After the note writer says they tried in vain to speak to some officers about them surrounding Chris in such a matter, a sheriff’s officer allegedly said Chris was “getting ‘hard to control.'”

“In that same sentence she tells me to my face ‘we were about to snatch him up by his hoodie because we don’t play that here,'” the note read.

“Why couldn’t someone step off their horse and talk to this black man like a CIVIL HUMAN BEING?!” the memo read.

It concluded by saying that the confrontation was written off as a miscommunication and both individuals involved were let go with no charges filed against the man who allegedly slammed Chris down.

Many online promptly sounded off on the tweet.

“how is this tolerable?” one student said, tagging the university in their tweet.

“The Aggie experience has always been vastly different for black Aggies.
@TAMU It’s time to do something about it.”

“I am furious rn!!! 😤”

Later that evening, the university police department released a statement explaining what had occurred.

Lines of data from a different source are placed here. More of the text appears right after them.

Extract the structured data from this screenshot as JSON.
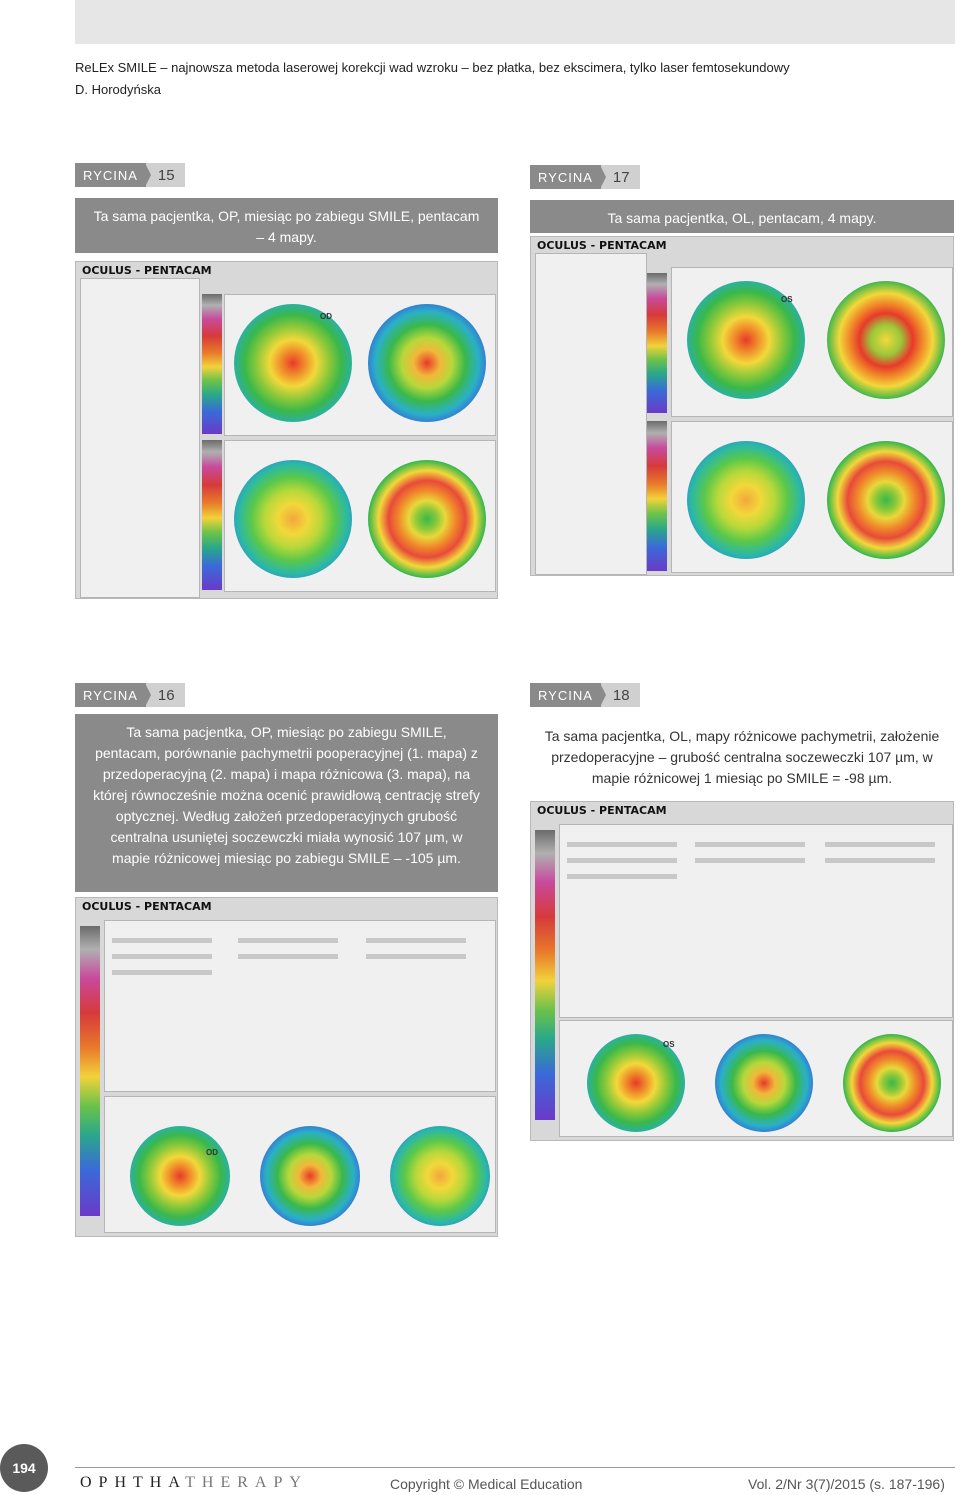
{
  "header": {
    "line1": "ReLEx SMILE – najnowsza metoda laserowej korekcji wad wzroku – bez płatka, bez ekscimera, tylko laser femtosekundowy",
    "line2": "D. Horodyńska"
  },
  "figures": [
    {
      "label": "RYCINA",
      "number": "15",
      "caption": "Ta sama pacjentka, OP, miesiąc po zabiegu SMILE, pentacam – 4 mapy."
    },
    {
      "label": "RYCINA",
      "number": "17",
      "caption": "Ta sama pacjentka, OL, pentacam, 4 mapy."
    },
    {
      "label": "RYCINA",
      "number": "16",
      "caption": "Ta sama pacjentka, OP, miesiąc po zabiegu SMILE, pentacam, porównanie pachymetrii pooperacyjnej (1. mapa) z przedoperacyjną (2. mapa) i mapa różnicowa (3. mapa), na której równocześnie można ocenić prawidłową centrację strefy optycznej. Według założeń przedoperacyjnych grubość centralna usuniętej soczewczki miała wynosić 107 µm, w mapie różnicowej miesiąc po zabiegu SMILE – -105 µm."
    },
    {
      "label": "RYCINA",
      "number": "18",
      "caption": "Ta sama pacjentka, OL, mapy różnicowe pachymetrii, założenie przedoperacyjne – grubość centralna soczeweczki 107 µm, w mapie różnicowej 1 miesiąc po SMILE = -98 µm."
    }
  ],
  "screenshots": {
    "brand": "OCULUS - PENTACAM",
    "eye_right": "OD",
    "eye_left": "OS"
  },
  "footer": {
    "page_number": "194",
    "journal_dark": "OPHTHA",
    "journal_light": "THERAPY",
    "copyright": "Copyright © Medical Education",
    "volume": "Vol. 2/Nr 3(7)/2015 (s. 187-196)"
  }
}
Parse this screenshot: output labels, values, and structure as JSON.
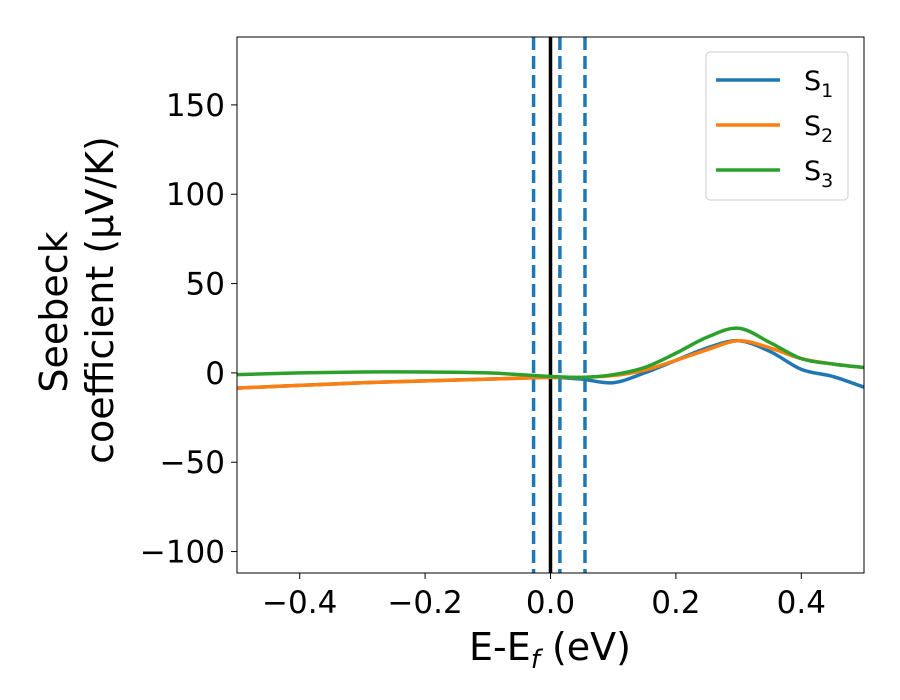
{
  "chart_data": {
    "type": "line",
    "title": "",
    "xlabel": "E-E",
    "xlabel_sub": "f",
    "xlabel_unit": " (eV)",
    "ylabel_lines": [
      "Seebeck",
      "coefficient  (μV/K)"
    ],
    "xlim": [
      -0.5,
      0.5
    ],
    "ylim": [
      -112,
      188
    ],
    "xticks": [
      -0.4,
      -0.2,
      0.0,
      0.2,
      0.4
    ],
    "xtick_labels": [
      "−0.4",
      "−0.2",
      "0.0",
      "0.2",
      "0.4"
    ],
    "yticks": [
      -100,
      -50,
      0,
      50,
      100,
      150
    ],
    "ytick_labels": [
      "−100",
      "−50",
      "0",
      "50",
      "100",
      "150"
    ],
    "grid": false,
    "legend_position": "top-right",
    "vlines": [
      {
        "x": 0.0,
        "style": "solid",
        "color": "#000000"
      },
      {
        "x": -0.027,
        "style": "dashed",
        "color": "#1f77b4"
      },
      {
        "x": 0.015,
        "style": "dashed",
        "color": "#1f77b4"
      },
      {
        "x": 0.055,
        "style": "dashed",
        "color": "#1f77b4"
      }
    ],
    "series": [
      {
        "name": "S",
        "sub": "1",
        "color": "#1f77b4",
        "x": [
          -0.5,
          -0.4,
          -0.3,
          -0.2,
          -0.1,
          -0.05,
          0.0,
          0.05,
          0.1,
          0.15,
          0.2,
          0.25,
          0.3,
          0.35,
          0.4,
          0.45,
          0.5
        ],
        "y": [
          -8.5,
          -7,
          -5.5,
          -4.5,
          -3.5,
          -3,
          -2.5,
          -3.5,
          -5.5,
          0,
          7,
          14,
          18,
          12,
          2,
          -2,
          -8
        ]
      },
      {
        "name": "S",
        "sub": "2",
        "color": "#ff7f0e",
        "x": [
          -0.5,
          -0.4,
          -0.3,
          -0.2,
          -0.1,
          -0.05,
          0.0,
          0.05,
          0.1,
          0.15,
          0.2,
          0.25,
          0.3,
          0.35,
          0.4,
          0.45,
          0.5
        ],
        "y": [
          -8.5,
          -7,
          -5.5,
          -4.5,
          -3.5,
          -3,
          -2.5,
          -2.5,
          -1.5,
          1.5,
          7,
          13,
          18,
          14,
          8,
          5,
          3
        ]
      },
      {
        "name": "S",
        "sub": "3",
        "color": "#2ca02c",
        "x": [
          -0.5,
          -0.4,
          -0.3,
          -0.2,
          -0.1,
          -0.05,
          0.0,
          0.05,
          0.1,
          0.15,
          0.2,
          0.25,
          0.3,
          0.35,
          0.4,
          0.45,
          0.5
        ],
        "y": [
          -1,
          0,
          0.5,
          0.5,
          0,
          -1,
          -2,
          -2.5,
          -1,
          3,
          11,
          20,
          25,
          17,
          8,
          5,
          3
        ]
      }
    ]
  }
}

“A misunderstanding unfolded Saturday between two tailgate groups that prompted deputies with the Harris County Sheriff’s Office Mounted Patrol unit to get involved,” read the initial tweet in the thread. It continued, “The deputies — who were responding to a report of an assault — talked to both parties involved and were told the following: The dispute unfolded after a neighboring tailgater was given permission to take a drink out of a cooler, but a man affiliated with that tailgate was unaware of the approval, so he followed the man, grabbed his hoodie and threw him to the ground. That’s what prompted the man who was given the OK to get the drink — to punch the other man.

“Deputies on horseback questioned both men, saying that the man who threw the punch continued to try and go toward the man who came after him,” the thread went on. “Deputies said they positioned their horses in a manner to prevent that from happening. Neither of the individuals pressed charges.”

A final tweet added that although Harris County is not in the jurisdiction of College Station, Texas, they are among the local law enforcement utilized by the Athletics Department to manage security in and surrounding Kyle Field.